Some of the criticism of the AU is about poor governance, implementation problems and rising security issues,” observes Patricia Agupusi of American University. “It seems, too, that citizens of member states lack trust in the AU.
 
“Most of these criticisms are fair,” she acknowledged, “given that the AU was expected to carry Africa in to the future through the ideals of African renaissance and Pan Africanism. The mission statement spoke of “an integrated, prosperous and peaceful Africa, driven by its own citizens and representing a dynamic force in the global arena”.
 
“Based on my previously published research, the commitment of African leaders remains the most pressing obstacle to African renaissance and development.”
 
Meanwhile, Anacleto Micha Nlang, co-founder of the banned rights group “Guinea is also Ours” remains behind bars since his detention over two weeks ago after he assisted opposition activists when their party headquarters were besieged by police, his lawyer and wife told the AFP new service this week.
 
In addition to Mr.
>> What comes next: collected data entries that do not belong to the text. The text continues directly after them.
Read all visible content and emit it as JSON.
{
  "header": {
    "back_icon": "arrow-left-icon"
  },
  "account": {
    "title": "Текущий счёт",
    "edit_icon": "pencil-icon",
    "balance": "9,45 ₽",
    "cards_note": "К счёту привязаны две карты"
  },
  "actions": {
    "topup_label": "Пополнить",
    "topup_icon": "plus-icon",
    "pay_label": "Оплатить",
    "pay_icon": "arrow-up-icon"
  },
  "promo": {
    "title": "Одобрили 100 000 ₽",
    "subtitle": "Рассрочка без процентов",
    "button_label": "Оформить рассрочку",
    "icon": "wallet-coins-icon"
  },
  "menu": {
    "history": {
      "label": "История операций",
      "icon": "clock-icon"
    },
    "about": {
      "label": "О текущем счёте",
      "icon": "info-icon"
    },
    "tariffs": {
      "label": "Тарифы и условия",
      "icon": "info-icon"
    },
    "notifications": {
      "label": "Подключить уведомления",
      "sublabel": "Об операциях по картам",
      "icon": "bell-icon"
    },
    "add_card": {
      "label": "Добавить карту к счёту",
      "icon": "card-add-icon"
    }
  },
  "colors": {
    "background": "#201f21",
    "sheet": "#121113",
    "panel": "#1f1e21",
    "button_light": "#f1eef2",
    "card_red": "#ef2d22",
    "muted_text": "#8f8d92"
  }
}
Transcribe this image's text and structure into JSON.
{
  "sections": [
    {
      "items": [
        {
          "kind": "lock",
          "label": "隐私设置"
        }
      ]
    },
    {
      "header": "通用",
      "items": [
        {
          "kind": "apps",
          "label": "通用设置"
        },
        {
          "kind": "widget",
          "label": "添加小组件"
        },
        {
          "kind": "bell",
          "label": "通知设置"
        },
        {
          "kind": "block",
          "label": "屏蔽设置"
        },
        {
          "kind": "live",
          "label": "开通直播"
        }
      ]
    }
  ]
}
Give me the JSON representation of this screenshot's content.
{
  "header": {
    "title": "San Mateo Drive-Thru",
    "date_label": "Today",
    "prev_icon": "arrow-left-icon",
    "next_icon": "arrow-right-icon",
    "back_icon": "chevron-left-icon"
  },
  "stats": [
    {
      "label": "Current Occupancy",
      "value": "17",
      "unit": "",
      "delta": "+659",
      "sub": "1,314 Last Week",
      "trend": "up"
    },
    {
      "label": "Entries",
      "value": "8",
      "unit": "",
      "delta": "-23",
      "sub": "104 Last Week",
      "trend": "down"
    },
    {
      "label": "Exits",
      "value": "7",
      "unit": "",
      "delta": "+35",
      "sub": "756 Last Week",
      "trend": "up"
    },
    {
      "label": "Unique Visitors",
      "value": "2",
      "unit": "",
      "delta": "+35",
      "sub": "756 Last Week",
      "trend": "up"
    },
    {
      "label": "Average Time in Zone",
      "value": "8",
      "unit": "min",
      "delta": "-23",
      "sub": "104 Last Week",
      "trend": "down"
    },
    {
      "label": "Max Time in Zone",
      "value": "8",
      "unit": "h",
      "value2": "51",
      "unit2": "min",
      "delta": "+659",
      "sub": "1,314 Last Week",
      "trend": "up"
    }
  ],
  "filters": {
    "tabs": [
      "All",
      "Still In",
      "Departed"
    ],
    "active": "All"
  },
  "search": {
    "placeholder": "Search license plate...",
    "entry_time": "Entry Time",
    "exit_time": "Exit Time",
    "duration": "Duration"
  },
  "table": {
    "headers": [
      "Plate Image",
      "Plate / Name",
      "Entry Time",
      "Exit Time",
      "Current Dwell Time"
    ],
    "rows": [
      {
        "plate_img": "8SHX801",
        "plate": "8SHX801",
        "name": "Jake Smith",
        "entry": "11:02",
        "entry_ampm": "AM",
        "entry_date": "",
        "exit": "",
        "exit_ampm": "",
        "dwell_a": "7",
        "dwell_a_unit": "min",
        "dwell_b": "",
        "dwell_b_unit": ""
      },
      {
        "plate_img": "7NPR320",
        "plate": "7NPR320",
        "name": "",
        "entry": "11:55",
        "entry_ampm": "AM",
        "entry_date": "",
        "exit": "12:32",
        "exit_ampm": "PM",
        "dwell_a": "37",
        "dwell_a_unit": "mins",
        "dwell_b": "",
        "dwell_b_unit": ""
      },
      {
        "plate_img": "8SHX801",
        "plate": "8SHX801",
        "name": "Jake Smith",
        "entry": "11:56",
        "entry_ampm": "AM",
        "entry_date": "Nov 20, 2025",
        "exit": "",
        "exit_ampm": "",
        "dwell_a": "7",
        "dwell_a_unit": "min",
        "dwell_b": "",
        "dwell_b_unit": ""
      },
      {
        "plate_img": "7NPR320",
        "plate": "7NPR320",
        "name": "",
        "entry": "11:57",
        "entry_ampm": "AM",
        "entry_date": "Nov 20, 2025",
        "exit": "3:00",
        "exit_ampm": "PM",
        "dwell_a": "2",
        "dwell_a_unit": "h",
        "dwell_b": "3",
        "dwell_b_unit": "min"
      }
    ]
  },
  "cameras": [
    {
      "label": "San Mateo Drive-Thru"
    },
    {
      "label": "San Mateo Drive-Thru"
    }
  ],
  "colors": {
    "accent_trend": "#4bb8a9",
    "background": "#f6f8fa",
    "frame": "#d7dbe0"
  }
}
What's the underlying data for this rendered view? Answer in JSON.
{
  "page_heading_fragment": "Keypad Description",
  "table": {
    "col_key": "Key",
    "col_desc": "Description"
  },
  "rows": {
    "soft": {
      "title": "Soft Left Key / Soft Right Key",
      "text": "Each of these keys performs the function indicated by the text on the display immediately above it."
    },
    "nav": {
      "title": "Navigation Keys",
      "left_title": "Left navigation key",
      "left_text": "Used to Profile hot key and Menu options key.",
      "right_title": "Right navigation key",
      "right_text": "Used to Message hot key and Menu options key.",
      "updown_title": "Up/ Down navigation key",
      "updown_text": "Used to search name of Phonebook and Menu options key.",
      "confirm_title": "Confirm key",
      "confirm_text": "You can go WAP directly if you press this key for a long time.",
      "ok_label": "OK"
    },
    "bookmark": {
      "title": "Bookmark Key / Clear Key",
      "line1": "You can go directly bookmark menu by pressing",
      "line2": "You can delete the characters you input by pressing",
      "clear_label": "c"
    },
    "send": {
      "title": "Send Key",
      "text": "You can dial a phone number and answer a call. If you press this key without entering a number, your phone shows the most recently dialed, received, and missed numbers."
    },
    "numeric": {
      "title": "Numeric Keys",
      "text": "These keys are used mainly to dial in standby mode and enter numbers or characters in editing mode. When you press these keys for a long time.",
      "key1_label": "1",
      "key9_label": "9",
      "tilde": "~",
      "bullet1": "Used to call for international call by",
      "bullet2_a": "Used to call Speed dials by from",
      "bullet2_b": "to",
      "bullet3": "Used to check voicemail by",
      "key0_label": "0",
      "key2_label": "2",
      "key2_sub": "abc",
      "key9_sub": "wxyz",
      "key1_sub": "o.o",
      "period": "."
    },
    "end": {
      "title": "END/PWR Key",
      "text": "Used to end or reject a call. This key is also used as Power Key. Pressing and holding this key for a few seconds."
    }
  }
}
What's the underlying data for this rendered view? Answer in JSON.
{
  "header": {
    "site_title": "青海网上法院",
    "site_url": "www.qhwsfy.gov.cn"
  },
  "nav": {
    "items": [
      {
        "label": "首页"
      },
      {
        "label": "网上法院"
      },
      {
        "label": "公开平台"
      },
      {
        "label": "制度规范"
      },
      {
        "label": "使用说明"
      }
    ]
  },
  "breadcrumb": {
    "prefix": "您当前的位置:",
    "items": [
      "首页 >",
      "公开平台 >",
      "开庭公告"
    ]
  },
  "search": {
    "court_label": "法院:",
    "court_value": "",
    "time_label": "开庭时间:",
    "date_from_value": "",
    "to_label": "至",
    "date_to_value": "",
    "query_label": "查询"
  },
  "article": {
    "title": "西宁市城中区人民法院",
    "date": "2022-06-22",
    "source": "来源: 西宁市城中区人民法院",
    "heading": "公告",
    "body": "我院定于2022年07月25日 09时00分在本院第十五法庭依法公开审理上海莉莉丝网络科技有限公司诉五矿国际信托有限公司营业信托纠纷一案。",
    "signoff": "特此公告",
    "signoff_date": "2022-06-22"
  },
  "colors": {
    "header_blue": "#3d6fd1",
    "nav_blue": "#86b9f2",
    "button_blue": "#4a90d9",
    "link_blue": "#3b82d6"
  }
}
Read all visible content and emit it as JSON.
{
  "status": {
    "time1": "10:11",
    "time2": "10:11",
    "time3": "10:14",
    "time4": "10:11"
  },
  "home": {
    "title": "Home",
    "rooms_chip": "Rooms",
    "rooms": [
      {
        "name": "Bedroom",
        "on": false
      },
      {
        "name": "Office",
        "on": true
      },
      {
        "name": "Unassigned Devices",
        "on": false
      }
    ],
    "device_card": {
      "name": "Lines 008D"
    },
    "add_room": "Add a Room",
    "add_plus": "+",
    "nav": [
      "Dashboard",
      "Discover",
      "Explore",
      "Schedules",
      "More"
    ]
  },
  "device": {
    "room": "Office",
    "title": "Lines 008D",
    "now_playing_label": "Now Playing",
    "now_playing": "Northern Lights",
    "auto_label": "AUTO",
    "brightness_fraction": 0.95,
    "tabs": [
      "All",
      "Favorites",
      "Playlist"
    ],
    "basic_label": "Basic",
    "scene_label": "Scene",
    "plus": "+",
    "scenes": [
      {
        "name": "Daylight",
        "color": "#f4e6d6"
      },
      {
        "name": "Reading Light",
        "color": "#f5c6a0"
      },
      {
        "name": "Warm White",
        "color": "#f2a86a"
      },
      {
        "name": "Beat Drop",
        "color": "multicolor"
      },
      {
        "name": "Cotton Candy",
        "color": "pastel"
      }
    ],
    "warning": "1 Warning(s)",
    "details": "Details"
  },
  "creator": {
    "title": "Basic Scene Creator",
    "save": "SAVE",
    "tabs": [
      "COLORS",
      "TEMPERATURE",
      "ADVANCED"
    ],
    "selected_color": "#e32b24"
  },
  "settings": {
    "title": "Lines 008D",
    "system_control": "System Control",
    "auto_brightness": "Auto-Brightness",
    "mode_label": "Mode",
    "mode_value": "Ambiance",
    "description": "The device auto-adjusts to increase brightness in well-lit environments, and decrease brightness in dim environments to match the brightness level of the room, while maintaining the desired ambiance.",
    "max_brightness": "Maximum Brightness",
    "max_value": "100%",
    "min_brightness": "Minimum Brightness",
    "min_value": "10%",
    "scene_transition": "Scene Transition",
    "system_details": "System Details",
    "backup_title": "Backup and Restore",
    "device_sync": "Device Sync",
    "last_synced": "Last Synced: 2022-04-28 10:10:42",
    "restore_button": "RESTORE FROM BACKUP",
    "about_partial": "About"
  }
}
Micha’s arrest, police arrested hip-hop artist Leoncio Prisco Eco Mba, known as “Adjoguening”, Luis Nzo Ondo, Pablo Angüe Angono and Claudio Nzé Ntutumu. 
 
Amnesty International added their voice to the condemnation of Equatorial Guinea for “trampling on human rights… Authorities must immediately stop arbitrarily and indiscriminately arresting young men in their fight against alleged gang crime,” they declared.
 
“Security forces have initiated a wave of repression meant to silence dissent in the country ahead of local, parliamentary and presidential elections in Equatorial Guinea” said Andrea Ngombet from the Sassoufit Collective. “Anacleto, nor any other citizen does not deserve this type of treatment”.